Restriction analysis to confirm the presence of trtA mutant alleles. In order to confirm that the transformants identified as trtA mutants actually contain the mutant trtA allele you created by PCR, you would need to isolate the trtA gene from the mutants and have it sequenced. Since, we incorporated a second mutation that is detectable by restriction analysis into each of our mutants, we can confirm the presence of the mutant alleles by restriction analysis instead. The first step in this analysis would be to amplify the trtA gene from each mutant using the P1 and P6 primers. You have already created the P1 to P6 PCR product corresponding to the trtA D783A mutant allele, so let’s use that. Open that molecule (trtA D783AXX plus HindIII).
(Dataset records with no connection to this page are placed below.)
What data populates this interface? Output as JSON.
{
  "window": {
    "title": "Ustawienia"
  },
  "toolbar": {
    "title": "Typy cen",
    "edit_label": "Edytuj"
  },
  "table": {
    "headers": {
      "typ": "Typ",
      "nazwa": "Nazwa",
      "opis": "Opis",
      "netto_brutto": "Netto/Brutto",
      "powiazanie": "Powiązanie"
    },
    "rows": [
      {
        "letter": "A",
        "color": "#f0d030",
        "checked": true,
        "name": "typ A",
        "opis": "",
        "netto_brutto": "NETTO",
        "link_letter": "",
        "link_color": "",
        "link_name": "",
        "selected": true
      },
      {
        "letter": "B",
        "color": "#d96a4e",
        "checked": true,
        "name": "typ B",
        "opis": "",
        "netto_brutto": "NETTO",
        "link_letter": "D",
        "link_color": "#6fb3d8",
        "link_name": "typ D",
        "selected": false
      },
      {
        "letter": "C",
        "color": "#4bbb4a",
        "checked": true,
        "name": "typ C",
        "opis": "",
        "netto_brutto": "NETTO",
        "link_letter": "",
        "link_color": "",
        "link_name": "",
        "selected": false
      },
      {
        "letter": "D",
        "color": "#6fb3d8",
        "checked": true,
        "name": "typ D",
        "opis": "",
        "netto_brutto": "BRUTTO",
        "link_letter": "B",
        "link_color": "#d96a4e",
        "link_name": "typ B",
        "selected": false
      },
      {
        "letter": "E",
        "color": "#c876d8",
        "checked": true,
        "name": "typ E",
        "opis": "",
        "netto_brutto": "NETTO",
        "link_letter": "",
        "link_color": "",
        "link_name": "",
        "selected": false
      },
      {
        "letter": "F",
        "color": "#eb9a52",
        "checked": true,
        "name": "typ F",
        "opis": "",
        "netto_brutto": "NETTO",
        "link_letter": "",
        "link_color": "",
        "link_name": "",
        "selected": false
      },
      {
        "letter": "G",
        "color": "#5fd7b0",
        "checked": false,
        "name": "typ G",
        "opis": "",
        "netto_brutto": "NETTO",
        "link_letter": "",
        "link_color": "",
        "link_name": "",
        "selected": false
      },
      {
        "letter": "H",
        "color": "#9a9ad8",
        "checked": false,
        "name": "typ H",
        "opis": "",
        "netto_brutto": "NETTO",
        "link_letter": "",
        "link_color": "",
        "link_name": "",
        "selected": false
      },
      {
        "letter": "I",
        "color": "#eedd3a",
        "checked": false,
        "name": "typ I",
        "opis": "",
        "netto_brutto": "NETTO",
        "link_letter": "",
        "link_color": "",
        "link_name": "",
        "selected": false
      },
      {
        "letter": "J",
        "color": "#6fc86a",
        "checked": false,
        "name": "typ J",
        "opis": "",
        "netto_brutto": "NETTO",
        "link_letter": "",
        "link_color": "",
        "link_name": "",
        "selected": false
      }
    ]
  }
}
Determine the size of restriction fragment generated by digesting with HindIII using analysis>restriction analysis>restriction fragments and then select only HindIII and say OK. Your text pane should now have a restriction fragments folder listing three fragments of 4000 bp, 1129 bp, and 1116 bp. This is the predicted restriction digest pattern for HindIII digestion of the trtA D783A plus HindIII P1 to P6 PCR product. The HindIII site created by the mutation is the site at 2246. If the mutation was not present in your transformant, then the predicted restriction fragment would be two fragments, one of 1116 bp and one of 5129 bp. You should be able to make these same predictions (mutant pattern and wild type pattern) for each of the trtA mutant P1 to P6 products created in this lab.

Information on the mutagenic PCR primers used in this lab.
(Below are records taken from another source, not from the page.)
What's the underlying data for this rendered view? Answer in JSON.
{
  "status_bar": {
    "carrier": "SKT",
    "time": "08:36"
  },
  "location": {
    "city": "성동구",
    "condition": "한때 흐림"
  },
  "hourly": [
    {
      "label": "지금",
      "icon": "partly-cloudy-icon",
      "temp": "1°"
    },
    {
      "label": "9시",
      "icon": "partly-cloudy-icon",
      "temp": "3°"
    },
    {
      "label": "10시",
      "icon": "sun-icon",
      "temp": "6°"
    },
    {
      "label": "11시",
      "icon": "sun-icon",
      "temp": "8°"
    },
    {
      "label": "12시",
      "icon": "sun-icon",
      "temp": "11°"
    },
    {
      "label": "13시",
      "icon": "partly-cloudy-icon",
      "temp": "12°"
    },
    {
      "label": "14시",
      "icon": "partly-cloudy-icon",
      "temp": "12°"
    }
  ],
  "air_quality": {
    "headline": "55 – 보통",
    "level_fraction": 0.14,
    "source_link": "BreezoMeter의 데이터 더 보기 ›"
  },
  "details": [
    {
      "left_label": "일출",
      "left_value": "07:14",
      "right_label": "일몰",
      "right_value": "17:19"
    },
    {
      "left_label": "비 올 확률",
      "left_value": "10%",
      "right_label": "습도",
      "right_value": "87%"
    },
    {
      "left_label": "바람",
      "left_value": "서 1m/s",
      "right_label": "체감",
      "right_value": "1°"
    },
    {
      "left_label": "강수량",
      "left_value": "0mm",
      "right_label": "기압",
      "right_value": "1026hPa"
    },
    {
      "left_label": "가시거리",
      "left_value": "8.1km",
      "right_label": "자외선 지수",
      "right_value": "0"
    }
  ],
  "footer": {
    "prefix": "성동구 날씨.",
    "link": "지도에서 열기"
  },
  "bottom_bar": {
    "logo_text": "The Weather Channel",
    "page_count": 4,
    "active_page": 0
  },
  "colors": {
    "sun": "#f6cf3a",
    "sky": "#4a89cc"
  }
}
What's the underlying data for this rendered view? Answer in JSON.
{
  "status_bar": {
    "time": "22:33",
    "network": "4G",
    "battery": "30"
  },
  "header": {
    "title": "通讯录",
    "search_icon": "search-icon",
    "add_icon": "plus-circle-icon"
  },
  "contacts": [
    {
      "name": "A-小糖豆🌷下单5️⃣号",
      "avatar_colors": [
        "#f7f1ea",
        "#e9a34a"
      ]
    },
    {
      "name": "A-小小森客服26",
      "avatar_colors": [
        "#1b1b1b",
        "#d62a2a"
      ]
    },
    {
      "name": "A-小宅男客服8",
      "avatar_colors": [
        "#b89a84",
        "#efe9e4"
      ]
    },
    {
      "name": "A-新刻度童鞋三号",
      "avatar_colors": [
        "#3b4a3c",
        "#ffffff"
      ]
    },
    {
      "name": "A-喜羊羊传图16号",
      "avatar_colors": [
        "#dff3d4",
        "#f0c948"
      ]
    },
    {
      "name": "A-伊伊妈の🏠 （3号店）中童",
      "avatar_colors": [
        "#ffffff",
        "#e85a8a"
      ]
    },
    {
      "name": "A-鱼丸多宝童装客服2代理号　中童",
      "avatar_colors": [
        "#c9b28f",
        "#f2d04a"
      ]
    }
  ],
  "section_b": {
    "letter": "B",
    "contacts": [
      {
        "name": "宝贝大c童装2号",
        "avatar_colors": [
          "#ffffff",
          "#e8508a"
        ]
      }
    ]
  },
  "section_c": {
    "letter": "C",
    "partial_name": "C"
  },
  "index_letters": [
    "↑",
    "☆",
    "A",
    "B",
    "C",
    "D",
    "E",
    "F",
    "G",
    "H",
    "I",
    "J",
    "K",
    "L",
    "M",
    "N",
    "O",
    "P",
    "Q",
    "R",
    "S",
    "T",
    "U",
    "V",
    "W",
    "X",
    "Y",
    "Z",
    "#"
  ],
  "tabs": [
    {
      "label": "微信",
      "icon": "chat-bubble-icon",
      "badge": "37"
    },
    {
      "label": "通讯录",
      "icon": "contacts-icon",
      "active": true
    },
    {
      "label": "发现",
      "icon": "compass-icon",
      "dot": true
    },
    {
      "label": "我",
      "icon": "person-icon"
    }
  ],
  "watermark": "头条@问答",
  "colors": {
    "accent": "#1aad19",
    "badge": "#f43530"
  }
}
L446A removes a HindIII site at position 5518 in AN3753 trtA region.

F529A adds a PstI site at position 5824 in AN3753 trtA region

P539A adds a XbaI site at position 5850 in AN3753 trtA region

HOMEWORK 2 DUE by the start of class on Friday, November 20^th.
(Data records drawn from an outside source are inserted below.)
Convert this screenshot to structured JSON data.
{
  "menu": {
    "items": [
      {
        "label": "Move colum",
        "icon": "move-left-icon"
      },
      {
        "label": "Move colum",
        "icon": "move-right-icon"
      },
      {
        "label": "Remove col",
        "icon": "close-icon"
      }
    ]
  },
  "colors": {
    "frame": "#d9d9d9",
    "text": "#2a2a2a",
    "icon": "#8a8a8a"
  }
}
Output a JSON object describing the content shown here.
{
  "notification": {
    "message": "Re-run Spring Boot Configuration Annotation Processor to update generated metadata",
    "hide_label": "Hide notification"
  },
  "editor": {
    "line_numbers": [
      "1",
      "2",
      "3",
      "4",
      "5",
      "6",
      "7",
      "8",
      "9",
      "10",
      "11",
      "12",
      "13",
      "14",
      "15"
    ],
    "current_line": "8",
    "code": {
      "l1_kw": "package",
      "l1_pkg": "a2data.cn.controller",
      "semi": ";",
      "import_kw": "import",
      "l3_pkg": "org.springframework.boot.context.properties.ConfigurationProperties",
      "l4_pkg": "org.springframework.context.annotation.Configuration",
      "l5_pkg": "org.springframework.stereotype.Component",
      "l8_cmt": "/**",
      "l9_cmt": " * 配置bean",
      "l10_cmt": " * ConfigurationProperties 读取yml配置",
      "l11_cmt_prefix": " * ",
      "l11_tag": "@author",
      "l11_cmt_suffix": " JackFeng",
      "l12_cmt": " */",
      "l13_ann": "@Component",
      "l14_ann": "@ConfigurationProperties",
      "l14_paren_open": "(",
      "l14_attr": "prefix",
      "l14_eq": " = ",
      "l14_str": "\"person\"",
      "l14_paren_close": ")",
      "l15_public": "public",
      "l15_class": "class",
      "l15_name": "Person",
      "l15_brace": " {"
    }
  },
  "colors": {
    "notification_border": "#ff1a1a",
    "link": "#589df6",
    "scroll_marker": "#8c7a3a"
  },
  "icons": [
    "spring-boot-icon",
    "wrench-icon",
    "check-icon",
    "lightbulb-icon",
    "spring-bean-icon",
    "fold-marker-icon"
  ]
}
Part 1) Create trtA molecules corresponding to the trtAL446A P1 to P6, trtAF529A P1 to P6 and trtAP539A P1 to P6 mutant alleles you will create in lab. Name them trtAL446AXX P1 to P6, etc.

Part 2) Predict the results of a restriction analysis of P1 to P6 PCR products of all the mutant trtA alleles created in this lab exercise (L446A, F529A, P539A, and D783A).

Part 3) Design mutagenic oligonucleotides that could be used to substitute an alanine (A) for any conserved amino acid in the trtA protein (except do not do L446, F529, P539, or D783). Use the TERT amino acid alignment, the trtA cDNA molecule and the trtA protein molecule to help you with this assignment. The mutagenic oligonucleotides should be useful for mutating the trtA gene (not the cDNA), so avoid choosing codons that are near the splice junctions combining exons 1, 2, 3, 4, 5 and 6. Use the same naming convention used in experiment 2 to name your oligonucleotides, except include your initials in the name.

Email me one molecule archive file and one oligonucleotide archive file that contain your answers to parts 1 and 3. For part 2, include the following in the text of the email:

1) The name of the restriction enzyme that is either created or destroyed by your mutagenic oligo in part 3.

2) Indicate whether that restriction site is created or destroyed.

3) Indicate the predicted sizes of the restriction fragments produced by the analysis in part 2. Be sure to indicate the size of each digest predicted for the wild type and for all four the mutant alleles.